On the Haskell libraries mailing list, Cale Gibbard made an interesting suggestion for a couple of useful list-related functions that could be added to the standard list library.
The particular one I'm interested in is his separate function:
separate :: [a] -> [([a],a,[a])]
The idea is that this function should produce a list of all ways of separating a list into an initial segment, a single element, and a final segment. For instance:
separate [1,2,3,4]
==> [([],1,[2,3,4]),
([1],2,[3,4]),
([1,2],3,[4]),
([1,2,3],4,[])]
This is very similar to the find function I wrote for the text package, which has the following type:
find :: Text -> Text -> (Text, [(Text, Text)])
This behaves as follows:
find "/" "a/b/c/d"
==> ("a", [("/b","/b/c/d"),
("/c","/c/d"),
("/d","/d")])
The first element of each pair in the list is a span from the beginning of a match to the beginning of the next match, while the second is a span from the beginning of the match to the end of the input.
Even though I wrote this find function (after much helpful discussion with Duncan Coutts), I find its type signature and behaviour a little tricky to explain.
What's interesting to me is that Cale's proposed separate function has a much simpler type and, I believe, easier-to-understand behaviour.
In fact, I am thinking that I should change find to act similarly. In other words, its type would change to the following:
find :: Text -> [(Text,Text,Text)]
And its behaviour would change as follows:
find "/" "foo/bar/quux/"
==> [("foo","/","bar/quux/"),
("foo/bar","/","quux/"),
("foo/bar/quux","/","")]
From observation, it's easy to explain how this function behaves. The nth element in the list (counting from zero, because we're computer scientists, right?) consists of a triple:
At any match, you can concatenate all three elements and get the original string back.

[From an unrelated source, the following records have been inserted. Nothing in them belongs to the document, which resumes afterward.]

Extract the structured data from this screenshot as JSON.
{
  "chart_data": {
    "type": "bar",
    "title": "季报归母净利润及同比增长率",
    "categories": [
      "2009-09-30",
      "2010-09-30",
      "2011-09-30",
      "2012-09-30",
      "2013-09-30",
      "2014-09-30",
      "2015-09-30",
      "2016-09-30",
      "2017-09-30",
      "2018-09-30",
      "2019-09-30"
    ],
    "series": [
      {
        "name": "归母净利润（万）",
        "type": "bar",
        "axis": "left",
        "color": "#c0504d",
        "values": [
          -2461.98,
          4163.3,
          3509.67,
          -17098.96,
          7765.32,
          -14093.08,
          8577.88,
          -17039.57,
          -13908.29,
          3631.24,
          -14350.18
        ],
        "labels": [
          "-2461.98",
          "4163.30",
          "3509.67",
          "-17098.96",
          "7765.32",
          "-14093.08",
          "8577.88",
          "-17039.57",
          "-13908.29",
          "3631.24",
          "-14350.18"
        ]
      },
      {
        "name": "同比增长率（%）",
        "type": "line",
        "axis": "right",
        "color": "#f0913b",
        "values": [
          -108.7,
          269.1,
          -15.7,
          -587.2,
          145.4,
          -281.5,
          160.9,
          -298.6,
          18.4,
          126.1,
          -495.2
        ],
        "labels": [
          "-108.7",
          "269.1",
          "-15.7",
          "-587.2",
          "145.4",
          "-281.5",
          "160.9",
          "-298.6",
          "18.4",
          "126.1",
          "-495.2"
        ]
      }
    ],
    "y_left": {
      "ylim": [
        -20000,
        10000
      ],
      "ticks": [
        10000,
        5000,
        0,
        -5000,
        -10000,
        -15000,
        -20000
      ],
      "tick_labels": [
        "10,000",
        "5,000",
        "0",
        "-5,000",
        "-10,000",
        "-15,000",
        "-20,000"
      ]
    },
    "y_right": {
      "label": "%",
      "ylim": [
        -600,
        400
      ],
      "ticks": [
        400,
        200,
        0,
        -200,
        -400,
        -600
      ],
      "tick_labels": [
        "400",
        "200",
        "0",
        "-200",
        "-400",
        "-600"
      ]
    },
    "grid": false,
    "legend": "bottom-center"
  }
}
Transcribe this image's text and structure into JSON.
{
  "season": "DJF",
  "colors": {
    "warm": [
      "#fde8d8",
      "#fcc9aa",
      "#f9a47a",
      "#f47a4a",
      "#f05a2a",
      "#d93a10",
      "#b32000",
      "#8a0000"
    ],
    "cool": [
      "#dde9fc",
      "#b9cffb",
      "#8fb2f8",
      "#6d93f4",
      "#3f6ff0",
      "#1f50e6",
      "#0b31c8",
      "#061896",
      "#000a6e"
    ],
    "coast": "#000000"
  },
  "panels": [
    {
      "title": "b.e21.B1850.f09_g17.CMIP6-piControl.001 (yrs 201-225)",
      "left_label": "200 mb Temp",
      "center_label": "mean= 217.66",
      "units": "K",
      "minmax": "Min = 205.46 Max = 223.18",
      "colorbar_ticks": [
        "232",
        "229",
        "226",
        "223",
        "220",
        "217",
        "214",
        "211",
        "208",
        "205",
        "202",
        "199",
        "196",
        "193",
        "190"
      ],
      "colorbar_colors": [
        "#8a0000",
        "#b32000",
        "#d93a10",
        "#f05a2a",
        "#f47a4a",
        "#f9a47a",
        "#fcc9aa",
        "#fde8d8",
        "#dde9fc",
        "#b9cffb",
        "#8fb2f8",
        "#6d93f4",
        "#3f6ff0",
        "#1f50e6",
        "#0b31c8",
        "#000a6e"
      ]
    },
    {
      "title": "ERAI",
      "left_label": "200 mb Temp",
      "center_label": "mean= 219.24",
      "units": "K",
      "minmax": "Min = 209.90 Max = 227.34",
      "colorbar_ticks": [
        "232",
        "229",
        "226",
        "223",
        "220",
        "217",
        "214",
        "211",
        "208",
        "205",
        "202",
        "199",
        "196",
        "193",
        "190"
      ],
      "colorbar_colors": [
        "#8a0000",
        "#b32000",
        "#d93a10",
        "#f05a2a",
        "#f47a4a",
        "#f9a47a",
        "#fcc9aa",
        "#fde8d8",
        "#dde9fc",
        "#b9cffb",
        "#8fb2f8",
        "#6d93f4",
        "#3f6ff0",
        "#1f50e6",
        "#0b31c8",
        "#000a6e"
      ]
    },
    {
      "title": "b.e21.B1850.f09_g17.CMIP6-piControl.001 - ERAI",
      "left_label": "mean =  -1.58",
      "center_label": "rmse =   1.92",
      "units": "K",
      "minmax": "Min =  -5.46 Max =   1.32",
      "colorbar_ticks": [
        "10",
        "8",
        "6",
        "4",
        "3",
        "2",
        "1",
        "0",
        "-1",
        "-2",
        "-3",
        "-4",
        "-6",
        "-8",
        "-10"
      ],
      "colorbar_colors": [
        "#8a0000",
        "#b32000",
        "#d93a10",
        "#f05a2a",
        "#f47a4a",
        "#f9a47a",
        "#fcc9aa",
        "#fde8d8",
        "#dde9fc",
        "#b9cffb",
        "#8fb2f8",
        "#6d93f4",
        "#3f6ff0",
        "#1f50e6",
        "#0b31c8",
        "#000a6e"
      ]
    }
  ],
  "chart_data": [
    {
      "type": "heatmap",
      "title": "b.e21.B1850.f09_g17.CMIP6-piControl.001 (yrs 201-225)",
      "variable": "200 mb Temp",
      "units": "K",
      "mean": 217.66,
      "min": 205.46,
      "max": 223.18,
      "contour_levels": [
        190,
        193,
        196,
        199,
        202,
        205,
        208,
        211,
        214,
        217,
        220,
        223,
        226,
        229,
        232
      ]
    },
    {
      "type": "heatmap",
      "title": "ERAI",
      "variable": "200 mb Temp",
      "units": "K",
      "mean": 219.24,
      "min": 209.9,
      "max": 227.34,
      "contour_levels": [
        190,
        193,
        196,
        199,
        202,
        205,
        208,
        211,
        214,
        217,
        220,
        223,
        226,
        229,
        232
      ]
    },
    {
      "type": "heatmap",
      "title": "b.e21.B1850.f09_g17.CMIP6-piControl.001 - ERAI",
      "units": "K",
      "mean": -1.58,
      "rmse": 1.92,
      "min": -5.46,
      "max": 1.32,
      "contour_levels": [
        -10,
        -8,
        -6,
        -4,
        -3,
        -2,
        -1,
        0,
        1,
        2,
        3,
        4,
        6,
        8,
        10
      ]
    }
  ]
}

The simplicity of this function greatly appeals to me. I also find it telling that when I changed the function's behaviour, I was able to simplify its implementation.
Another interesting way of looking at this proposed change to find is that it now sequentially encodes all the ways you can advance (without overlap) one step through a zipper over the text, where a step takes you from one match to the next.
I think the change of behaviour gives us a piece of functionality that is much more appealing than the original find function, and so I'm inclined to release a text 0.8.0.0 package in a few days with the rewrite. What do you think?
(Credit where it's due: my recollection is that Duncan tickled the back of my mind with a proposal similar to this a few months ago, but I've no idea where or when that exchange actually took place, or what the specifics of his proposal were.)